33 Daher waren die entsprechenden Feststellungen unter Rn. 16 bis 18 und 21 zu treffen.
4. Rechtliche Beurteilung
4.1. Zum Schuldspruch
34 Nach § 20 Abs. 1 DO 1994 hat der Beamte seine Vorgesetzten zu unterstützen und ihre Weisungen, soweit verfassungsgesetzlich nicht anderes bestimmt ist, zu befolgen.
35 Nach § 20 Abs. 2 DO 1994 kann der Beamte die Befolgung einer Weisung ablehnen, wenn die Weisung entweder von einem unzuständigen Organ erteilt worden ist oder die Befolgung gegen strafgesetzliche Vorschriften verstoßen würde.
36 Nach § 20 Abs. 3 DO 1994 kann der Beamte, bevor er die Weisung befolgt, seine Bedenken dem Vorgesetzten mitteilen, wenn er eine Weisung aus einem anderen Grund für gesetzwidrig hält. Bestätigt jedoch der Vorgesetzte diese Weisung schriftlich, so hat der Beamte die Weisung zu befolgen.

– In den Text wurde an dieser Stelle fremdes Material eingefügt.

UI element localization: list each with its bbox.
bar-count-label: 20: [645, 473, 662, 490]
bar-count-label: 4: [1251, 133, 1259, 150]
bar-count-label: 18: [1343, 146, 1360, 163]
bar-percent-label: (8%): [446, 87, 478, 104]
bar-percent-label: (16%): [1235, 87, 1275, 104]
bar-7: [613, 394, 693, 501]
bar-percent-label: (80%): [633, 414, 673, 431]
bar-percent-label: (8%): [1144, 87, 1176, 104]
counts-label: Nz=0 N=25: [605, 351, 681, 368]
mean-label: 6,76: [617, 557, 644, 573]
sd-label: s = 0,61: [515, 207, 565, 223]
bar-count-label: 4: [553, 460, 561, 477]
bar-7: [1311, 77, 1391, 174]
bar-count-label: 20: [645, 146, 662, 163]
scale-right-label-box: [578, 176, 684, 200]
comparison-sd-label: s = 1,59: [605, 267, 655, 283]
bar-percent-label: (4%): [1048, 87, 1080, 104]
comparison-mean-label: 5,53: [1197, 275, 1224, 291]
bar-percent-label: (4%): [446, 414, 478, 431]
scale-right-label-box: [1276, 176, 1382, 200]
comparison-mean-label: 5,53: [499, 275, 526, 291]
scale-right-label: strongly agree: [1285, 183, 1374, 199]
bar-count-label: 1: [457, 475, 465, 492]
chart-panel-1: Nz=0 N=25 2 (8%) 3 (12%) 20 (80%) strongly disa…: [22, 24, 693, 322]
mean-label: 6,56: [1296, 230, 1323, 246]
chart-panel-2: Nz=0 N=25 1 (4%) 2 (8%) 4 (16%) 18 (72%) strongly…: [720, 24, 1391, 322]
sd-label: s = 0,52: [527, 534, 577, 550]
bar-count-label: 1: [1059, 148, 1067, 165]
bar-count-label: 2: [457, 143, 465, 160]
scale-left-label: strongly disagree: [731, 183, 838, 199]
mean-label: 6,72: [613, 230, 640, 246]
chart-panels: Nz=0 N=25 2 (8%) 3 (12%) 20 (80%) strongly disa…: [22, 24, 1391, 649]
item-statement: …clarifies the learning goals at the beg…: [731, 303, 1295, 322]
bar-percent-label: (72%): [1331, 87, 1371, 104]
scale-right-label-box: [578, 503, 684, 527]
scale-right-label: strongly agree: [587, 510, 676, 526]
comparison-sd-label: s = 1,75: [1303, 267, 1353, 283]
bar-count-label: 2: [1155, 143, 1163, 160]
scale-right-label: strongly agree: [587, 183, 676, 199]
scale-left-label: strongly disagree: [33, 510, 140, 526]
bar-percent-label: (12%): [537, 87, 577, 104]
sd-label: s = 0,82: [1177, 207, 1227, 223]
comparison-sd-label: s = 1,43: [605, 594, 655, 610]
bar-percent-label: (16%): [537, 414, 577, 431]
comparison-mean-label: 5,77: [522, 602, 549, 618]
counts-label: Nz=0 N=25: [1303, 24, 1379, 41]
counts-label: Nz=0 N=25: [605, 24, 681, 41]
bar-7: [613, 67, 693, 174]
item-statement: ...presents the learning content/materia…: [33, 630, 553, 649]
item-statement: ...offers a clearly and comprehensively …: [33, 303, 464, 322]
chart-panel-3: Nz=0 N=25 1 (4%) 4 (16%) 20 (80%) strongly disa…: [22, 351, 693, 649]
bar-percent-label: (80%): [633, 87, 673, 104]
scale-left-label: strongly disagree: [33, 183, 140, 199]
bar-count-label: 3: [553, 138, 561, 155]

37 Nach 20 Abs. 4 DO 1994 hat der Beamte eine Weisung, die er für gesetzwidrig hält, ohne schriftliche Bestätigung zu befolgen, wenn es sich bei Gefahr im Verzug um eine unaufschiebbare Maßnahme handelt.
38 Nach der Rechtsprechung des VwGH stellt die Befolgung von Weisungen eine der Säulen einer funktionierenden Verwaltung dar (vgl. VwGH 25.6.1992, 92/09/0084; 14.9.2022, Ra 2021/09/0154). „Dienstanweisungen“ stellen generelle Weisungen dar (vgl. dazu abermals VwGH 14.9.2022, Ra 2021/09/0154).
39 Es steht grundsätzlich nicht dem einzelnen Beamten zu, entgegen bestehender gesetzlicher Regelungen bzw. entgegen ausdrücklicher mündlicher oder schriftlicher Weisungen nach eigenem Gutdünken über Zweckmäßigkeit und Wirtschaftlichkeit in der Verwaltung zu befinden. Vielmehr sind erkennbar erteilte dienstliche Weisungen grundsätzlich bindend und können nicht aus eigener Beurteilung als ungerechtfertigt oder unzumutbar zurückgewiesen werden. Ungehorsam drückt sich normalerweise in der gezielten Ablehnung oder in der nachlässigen Außerachtlassung einer Anordnung aufgrund bedingten Vorsatzes oder Fahrlässigkeit aus. Dabei kommt es nicht darauf an, aus welchen persönlichen oder sachlichen Gründen die Befolgung der Weisung unterlassen wird, etwa aus dem Grunde einer durchaus sachlich gemeinten Kritik an der Zweckmäßigkeit. Da Bedenken gegen die Zweckmäßigkeit der erteilten Weisung auch nicht die Rechtsfolge des § 20 Abs. 3 DO 1994 (vgl. auch § 44 Abs. 3 BDG 1979) nach sich ziehen, steht dem Beamten nur die Möglichkeit, seine Verbesserungsvorschläge im Dienstweg darzulegen, offen (vgl. VwGH 28.10.2004, 2003/09/0045; 21.10.2022, Ra 2022/09/0043, jeweils mwN).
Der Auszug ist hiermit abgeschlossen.